The service that allows access to watch
all most regular season games either over the internet or through your local cable provider is essential to NBA junkies, and after the small amount of hysteria that went down in response to the emailed announcement, the league confirmed its pricing for the service for the 2013-14 season.
The Premium full season package that includes all teams will go for a $189 early bird price, and will be $199 after Nov. 5.
The 5-Team Choice Package (broadband only) is $129.99 early bird, and 139.99 after Nov.5 The mobile package to watch games live on your cell phone or tablet will be $49.99.
These prices are in line with what was charged last season, and it’s fair for the offering. There have been wide-ranging complaints about the quality of the service — games being “unavailable due to technical difficulties,” not every game being offered in HD 100 percent of the time, and shaky quality of broadcasts — but overall I found the service to be of more than serviceable quality the majority of the time.
My issues with League Pass are more about the games that you can’t watch via this service.
The limitations are extremely frustrating, and include the following:
– Games televised on NBA TV are not included in League Pass broadband (i.e., NBA TV must be purchased through your cable operator in order to view these games): This doesn’t seem like a fair exclusion. If it’s NBA TV and I’m paying to watch NBA games, then those shown on this channel should be available through my League Pass broadband account.
– Games televised on TNT, ESPN, or ABC are not included in the League Pass broadband package: This one doesn’t make sense, because if the games are offered technically for free over the air, I should be able to see them over the league’s broadband service as one of its paying customers.

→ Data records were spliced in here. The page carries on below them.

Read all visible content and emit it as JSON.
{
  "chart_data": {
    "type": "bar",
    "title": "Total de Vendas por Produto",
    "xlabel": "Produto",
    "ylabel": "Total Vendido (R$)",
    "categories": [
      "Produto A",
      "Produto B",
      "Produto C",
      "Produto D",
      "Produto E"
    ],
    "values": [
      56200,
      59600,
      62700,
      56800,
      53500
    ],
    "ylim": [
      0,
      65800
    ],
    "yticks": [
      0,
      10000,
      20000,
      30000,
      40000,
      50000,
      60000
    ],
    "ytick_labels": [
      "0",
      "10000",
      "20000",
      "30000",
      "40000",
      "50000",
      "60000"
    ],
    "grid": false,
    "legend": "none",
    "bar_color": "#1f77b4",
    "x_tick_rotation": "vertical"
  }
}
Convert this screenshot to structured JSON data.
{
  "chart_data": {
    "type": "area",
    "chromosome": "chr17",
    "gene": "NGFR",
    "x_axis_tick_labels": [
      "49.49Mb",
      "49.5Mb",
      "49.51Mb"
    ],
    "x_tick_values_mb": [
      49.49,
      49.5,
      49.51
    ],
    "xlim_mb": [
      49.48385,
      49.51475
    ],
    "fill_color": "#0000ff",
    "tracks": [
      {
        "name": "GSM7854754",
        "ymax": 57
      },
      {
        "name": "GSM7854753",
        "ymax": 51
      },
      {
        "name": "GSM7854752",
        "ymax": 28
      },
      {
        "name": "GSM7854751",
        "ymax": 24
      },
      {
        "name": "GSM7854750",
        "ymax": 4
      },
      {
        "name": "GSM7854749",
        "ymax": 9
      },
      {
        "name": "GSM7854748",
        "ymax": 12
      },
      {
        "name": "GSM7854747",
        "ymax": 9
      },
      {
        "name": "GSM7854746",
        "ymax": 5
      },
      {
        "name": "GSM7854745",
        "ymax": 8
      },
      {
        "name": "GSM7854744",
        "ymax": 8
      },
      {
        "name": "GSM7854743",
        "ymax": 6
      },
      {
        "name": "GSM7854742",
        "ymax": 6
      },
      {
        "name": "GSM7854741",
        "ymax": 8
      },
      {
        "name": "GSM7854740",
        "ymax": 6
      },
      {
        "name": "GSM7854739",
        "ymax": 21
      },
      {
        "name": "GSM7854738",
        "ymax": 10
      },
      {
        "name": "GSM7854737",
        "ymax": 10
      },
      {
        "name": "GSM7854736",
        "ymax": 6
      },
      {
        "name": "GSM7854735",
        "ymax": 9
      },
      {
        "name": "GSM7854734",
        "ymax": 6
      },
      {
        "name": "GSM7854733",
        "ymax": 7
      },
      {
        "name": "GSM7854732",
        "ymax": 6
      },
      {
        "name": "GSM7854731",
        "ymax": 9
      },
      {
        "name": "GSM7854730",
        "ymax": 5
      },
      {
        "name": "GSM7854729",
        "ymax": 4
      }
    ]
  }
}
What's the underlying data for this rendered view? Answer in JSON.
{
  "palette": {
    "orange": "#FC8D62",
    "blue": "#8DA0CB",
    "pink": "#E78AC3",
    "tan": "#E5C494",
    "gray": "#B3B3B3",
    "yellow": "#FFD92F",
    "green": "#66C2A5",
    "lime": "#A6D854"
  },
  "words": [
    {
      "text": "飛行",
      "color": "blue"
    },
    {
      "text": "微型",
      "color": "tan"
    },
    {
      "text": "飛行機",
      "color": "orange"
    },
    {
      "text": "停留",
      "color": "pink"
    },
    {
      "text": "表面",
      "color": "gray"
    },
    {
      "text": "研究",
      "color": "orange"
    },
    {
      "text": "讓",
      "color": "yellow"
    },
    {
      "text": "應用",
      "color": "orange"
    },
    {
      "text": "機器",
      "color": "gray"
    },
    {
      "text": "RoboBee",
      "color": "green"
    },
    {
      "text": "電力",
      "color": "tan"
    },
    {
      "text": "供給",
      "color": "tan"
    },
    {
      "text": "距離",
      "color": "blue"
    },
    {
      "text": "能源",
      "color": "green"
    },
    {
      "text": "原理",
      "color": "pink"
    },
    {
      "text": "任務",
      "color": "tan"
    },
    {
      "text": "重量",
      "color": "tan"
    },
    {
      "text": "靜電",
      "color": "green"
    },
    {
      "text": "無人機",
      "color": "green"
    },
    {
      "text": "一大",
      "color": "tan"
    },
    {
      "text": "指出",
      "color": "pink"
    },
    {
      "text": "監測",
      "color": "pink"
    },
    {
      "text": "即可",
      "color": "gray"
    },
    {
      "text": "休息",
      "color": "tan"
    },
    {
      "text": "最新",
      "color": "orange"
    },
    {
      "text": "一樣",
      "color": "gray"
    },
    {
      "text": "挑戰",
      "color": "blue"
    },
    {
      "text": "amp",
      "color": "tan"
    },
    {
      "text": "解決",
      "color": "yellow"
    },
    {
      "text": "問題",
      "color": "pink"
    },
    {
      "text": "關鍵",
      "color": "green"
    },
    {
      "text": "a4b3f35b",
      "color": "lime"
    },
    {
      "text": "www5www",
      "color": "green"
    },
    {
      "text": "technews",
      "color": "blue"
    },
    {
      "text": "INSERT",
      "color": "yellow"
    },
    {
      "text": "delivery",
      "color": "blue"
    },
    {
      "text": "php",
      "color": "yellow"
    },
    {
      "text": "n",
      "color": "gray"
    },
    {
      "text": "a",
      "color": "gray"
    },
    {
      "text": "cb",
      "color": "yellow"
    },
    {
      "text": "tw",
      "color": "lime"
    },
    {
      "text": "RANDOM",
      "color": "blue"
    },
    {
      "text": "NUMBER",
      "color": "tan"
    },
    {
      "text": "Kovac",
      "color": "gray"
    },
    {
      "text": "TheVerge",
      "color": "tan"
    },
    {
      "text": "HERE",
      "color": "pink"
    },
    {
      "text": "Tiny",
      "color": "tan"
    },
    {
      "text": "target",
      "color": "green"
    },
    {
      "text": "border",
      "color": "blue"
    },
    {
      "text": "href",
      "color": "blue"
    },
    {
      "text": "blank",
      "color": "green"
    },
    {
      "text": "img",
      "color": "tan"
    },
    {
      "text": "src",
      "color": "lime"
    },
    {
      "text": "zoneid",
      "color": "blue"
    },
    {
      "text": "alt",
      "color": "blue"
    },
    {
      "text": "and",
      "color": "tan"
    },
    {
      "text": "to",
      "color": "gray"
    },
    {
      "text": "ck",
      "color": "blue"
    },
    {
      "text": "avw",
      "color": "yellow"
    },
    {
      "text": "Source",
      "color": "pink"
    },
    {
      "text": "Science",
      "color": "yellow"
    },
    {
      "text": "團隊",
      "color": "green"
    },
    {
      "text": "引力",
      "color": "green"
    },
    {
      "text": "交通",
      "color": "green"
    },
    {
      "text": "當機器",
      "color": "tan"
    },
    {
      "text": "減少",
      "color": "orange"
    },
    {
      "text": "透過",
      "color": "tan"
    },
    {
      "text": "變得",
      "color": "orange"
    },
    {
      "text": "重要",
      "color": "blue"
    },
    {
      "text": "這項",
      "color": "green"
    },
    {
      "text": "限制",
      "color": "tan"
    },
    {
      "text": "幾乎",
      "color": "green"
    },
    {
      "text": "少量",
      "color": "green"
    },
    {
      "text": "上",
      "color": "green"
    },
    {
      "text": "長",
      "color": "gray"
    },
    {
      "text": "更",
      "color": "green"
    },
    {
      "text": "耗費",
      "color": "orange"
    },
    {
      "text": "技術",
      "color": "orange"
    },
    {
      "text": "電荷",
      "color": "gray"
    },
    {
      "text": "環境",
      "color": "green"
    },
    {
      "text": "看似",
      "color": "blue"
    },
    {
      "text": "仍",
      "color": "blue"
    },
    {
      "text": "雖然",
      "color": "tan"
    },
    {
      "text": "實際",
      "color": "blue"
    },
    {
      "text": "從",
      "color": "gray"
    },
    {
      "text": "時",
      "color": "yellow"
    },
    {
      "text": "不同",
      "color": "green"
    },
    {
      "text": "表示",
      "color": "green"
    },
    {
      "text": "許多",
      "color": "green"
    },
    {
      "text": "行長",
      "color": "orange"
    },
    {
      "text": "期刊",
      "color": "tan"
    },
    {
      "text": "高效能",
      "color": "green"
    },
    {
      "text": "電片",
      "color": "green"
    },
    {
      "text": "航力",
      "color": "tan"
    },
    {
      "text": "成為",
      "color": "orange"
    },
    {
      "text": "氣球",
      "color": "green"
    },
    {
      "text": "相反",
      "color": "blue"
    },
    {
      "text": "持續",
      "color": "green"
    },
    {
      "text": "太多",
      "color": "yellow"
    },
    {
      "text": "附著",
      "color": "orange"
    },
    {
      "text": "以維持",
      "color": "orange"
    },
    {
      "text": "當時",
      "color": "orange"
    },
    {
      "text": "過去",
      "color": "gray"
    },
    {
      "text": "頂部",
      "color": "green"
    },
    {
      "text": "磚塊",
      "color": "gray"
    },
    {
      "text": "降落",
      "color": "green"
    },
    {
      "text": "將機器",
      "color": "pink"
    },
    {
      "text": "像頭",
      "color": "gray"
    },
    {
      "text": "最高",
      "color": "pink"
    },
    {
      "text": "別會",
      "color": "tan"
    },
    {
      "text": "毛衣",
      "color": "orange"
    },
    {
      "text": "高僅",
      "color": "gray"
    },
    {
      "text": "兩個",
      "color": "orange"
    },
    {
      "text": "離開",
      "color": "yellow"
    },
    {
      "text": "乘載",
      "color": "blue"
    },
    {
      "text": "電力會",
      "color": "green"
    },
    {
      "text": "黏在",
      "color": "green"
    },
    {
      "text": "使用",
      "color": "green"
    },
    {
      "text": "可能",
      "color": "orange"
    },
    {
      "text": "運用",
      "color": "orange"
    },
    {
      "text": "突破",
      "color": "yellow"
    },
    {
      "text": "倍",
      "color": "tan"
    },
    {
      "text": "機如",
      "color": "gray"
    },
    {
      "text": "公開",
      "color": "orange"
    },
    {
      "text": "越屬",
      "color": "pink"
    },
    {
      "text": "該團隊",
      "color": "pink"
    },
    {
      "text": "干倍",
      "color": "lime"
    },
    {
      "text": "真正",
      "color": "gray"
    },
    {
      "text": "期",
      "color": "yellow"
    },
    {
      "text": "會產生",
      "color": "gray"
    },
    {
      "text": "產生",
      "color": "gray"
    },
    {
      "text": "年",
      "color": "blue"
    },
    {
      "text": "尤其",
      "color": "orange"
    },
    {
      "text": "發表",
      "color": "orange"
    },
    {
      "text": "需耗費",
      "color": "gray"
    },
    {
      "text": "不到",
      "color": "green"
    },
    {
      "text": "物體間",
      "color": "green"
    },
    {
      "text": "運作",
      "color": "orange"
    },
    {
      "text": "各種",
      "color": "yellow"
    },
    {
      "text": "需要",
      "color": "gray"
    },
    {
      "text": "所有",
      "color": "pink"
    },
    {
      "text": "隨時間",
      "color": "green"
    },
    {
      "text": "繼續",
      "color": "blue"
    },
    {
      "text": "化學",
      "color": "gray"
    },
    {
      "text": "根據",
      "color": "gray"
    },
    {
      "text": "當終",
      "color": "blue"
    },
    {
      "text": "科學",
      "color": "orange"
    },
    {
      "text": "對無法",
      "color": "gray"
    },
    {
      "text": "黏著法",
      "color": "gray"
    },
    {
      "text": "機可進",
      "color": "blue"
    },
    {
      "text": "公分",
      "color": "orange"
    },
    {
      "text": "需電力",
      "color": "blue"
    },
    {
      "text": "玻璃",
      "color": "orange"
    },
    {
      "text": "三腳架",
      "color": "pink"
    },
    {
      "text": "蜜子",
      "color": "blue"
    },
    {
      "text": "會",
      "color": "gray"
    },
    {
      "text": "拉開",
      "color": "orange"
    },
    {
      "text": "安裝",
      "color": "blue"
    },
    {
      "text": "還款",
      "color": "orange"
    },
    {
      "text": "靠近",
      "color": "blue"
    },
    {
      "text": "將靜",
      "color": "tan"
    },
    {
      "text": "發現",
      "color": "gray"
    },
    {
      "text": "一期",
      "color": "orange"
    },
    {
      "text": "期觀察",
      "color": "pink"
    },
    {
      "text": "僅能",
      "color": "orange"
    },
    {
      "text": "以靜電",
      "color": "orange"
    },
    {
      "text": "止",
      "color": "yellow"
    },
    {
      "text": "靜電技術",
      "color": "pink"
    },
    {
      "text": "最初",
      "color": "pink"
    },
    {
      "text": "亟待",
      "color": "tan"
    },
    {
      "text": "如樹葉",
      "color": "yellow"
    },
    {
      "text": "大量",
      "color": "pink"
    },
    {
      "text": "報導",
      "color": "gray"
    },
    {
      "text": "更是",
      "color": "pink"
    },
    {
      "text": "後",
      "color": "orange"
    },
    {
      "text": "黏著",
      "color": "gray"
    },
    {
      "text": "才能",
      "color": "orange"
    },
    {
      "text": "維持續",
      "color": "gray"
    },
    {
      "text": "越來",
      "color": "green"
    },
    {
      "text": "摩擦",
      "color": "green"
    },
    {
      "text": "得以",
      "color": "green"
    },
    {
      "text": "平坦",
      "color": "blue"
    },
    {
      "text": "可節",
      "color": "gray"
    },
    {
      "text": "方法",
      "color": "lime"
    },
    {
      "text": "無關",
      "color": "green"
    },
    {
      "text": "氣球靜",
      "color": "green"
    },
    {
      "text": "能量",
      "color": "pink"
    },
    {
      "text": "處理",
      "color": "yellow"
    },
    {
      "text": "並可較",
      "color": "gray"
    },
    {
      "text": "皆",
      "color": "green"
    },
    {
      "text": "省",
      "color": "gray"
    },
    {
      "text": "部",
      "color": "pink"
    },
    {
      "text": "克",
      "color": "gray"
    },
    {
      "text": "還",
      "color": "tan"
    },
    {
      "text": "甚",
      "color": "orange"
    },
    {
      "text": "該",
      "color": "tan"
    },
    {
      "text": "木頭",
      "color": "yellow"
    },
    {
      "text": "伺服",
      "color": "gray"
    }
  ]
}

– League Pass broadband archives all games for later viewing, which is fantastic. However, the ones shown on the previously-mentioned networks aren’t included, and my local team’s games are both blacked out live and are not available via the archive service. As a journalist who attends my local team’s games in person (or is traveling to see games in other cities), if I forget to set the DVR for whatever channel the game where I live happens to be shown on, I’m unable to watch when I get home or the following day.
Of course, I understand why these restrictions are in place. The NBA is trying to get more people to watch its games on these networks that pay the league billions for broadcast rights, and isn’t trying to get fans to cut the cord with cable by offering its product by itself for a flat rate price.
(Full disclosure: I literally only turn on my television to watch live sports in real time. I would definitely drop my cable subscription if I could pay whatever to watch 100 percent of NBA games online.)
But if the NBA wanted to do right by its fans, it would find a way to distribute those dollars wherever they need to go behind the scenes, and provide the full compliment of its games to its customers for one flat rate, in one simple online solution.